HAYRETTİN Karaman hocamız bir süredir "İslami demokrasi"yi savunuyor.
Böyle bir kavram, sırf başındaki "İslami" ekinden dolayı dindar
insanlara cazip gelebilir. Halbuki bir rejimin, bir uygulamanın,
bir hareketin başına "İslami" eki konulunca otomatikman iyi sonuç
verir diye bir kural yoktur. Pakistanlı âlim Fazlur Rahman'ın
söylediği gibi, "İslami" denilince haşa Allah gelip yönetmez, yine
insanlar yönetir; beşeri ve zaaflarıyla.
Nitekim çağımızda "İslami" denilen rejim ve hareketlerin sorunları
bir tarafa... Peygamber Efendimizin manevi mertebeleri yüksek
arkadaşları Cemel ve Sıffin savaşlarında karşı karşıya gelmiş, 70
bin Müslüman yine Müslümanlar tarafından öldürülmüştü. İmanları mı
eksikti? Asla...
Tarihin o çağlarında bütün toplumlarda böyle şeyler oluyordu.

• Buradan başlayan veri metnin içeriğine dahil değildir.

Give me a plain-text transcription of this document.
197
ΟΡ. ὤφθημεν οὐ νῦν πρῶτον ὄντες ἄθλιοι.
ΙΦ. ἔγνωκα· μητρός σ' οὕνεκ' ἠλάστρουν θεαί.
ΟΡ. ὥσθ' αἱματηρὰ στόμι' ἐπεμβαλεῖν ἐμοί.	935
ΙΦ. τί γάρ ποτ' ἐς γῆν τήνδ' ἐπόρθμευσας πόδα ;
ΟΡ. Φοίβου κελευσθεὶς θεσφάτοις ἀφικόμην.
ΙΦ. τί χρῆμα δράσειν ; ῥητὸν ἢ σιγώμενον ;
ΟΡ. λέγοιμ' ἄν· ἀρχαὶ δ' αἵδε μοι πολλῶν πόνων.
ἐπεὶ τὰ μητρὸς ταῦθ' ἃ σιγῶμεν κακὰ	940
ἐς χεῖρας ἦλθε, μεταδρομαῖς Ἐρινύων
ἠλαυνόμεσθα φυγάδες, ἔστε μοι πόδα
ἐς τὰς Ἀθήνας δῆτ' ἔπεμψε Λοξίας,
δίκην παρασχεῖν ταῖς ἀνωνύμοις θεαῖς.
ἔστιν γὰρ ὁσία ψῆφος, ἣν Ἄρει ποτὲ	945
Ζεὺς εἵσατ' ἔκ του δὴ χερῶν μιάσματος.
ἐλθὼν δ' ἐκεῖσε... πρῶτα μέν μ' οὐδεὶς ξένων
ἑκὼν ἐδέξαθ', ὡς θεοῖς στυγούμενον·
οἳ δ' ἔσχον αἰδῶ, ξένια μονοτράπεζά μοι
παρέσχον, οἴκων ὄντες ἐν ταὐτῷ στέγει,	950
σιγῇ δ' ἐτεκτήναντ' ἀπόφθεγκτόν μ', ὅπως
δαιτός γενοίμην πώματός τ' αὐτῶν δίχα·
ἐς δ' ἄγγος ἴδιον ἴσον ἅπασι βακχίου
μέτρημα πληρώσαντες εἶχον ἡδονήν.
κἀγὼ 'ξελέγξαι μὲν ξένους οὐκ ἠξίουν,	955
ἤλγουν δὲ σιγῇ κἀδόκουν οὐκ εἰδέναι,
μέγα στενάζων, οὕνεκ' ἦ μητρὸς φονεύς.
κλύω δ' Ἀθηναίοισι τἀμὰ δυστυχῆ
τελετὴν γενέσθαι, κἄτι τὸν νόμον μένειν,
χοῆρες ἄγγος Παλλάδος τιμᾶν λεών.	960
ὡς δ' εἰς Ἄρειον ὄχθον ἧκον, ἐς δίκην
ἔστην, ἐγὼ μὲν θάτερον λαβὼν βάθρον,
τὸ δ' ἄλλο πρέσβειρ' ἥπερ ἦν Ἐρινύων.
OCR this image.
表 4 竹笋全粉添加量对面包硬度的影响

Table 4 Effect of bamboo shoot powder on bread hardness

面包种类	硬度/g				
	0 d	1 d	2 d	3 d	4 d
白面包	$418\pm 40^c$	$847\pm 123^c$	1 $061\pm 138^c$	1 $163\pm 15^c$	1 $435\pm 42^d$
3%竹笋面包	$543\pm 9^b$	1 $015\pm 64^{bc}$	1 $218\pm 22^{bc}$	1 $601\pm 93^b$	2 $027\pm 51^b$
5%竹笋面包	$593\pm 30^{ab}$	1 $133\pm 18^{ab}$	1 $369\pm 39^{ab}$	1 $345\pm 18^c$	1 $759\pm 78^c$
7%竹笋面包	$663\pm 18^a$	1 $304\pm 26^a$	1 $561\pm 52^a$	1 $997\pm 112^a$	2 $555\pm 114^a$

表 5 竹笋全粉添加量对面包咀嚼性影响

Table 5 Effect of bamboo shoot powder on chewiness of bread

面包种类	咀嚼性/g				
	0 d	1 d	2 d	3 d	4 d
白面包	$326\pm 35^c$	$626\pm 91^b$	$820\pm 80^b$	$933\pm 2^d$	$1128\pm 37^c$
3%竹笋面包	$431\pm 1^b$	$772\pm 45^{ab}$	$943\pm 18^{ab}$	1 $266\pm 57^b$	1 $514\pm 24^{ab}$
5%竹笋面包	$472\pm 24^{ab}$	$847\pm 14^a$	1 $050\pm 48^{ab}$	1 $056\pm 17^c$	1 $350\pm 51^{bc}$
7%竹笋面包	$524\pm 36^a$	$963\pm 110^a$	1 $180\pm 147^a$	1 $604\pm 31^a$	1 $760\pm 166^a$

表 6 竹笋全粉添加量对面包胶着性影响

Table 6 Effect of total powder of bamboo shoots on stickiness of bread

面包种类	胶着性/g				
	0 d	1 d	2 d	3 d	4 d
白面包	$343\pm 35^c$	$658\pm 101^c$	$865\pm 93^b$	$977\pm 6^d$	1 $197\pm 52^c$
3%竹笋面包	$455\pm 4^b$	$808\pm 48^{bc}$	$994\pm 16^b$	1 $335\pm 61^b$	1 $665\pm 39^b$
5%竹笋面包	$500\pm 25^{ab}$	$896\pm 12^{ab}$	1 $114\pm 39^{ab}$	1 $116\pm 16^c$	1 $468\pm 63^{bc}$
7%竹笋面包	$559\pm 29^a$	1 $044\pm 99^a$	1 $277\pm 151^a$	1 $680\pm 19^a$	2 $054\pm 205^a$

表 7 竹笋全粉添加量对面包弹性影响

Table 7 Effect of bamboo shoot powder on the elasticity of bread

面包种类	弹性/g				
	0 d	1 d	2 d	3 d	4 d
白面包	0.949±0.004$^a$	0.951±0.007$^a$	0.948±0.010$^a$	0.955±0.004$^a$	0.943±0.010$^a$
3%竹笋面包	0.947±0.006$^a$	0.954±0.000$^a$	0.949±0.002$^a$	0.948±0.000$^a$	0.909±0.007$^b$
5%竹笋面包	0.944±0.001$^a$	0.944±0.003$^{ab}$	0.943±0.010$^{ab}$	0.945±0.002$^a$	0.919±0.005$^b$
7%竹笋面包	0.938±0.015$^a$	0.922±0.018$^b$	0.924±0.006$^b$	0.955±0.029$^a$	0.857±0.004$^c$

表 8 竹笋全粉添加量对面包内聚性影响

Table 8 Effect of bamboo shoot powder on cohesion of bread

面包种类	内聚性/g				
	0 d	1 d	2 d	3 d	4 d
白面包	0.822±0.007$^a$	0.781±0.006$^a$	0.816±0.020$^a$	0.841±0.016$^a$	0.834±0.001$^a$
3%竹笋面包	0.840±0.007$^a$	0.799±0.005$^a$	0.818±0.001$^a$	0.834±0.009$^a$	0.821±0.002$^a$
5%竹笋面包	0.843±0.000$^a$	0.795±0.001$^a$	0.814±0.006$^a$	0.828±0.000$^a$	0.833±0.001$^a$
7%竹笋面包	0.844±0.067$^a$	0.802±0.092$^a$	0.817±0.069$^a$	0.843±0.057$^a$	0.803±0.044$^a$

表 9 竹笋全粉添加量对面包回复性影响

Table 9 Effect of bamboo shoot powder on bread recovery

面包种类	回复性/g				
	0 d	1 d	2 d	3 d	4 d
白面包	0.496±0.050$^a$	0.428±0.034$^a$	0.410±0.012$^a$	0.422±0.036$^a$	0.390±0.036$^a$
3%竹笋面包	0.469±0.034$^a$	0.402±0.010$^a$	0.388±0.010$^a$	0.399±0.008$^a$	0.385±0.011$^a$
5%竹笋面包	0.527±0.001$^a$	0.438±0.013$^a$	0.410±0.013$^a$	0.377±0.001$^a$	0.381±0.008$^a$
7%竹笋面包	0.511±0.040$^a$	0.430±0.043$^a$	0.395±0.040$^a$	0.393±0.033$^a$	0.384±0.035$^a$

Kurumlar ve hukuk gelişmemişti.
KARAMAN'A GÖRE BAŞKAN
Sayın Hayrettin Karaman kitaplarında, yazılarında ve dünkü Yeni
Şafak'ta çıkan "Bu ülkeyi yazısında, ülkeyi "Devlet Başkanı"ın
yönetmesini savunuyor. Tarihte buna "halife" denildiğini de
hatırlatıyor. "Saltanatta istibdat, otoriterlik, zulüm vardır ve
İslam bunları tasvip etmez" diyerek savunduğu "Başkan"ın böyle
olmayacağını söylüyor.
Peki, Osmanlı tarihi "istibdat, otoriterlik, zulüm" tarihi miydi?
Tarih ilmi böyle genellemeleri kabul edemez.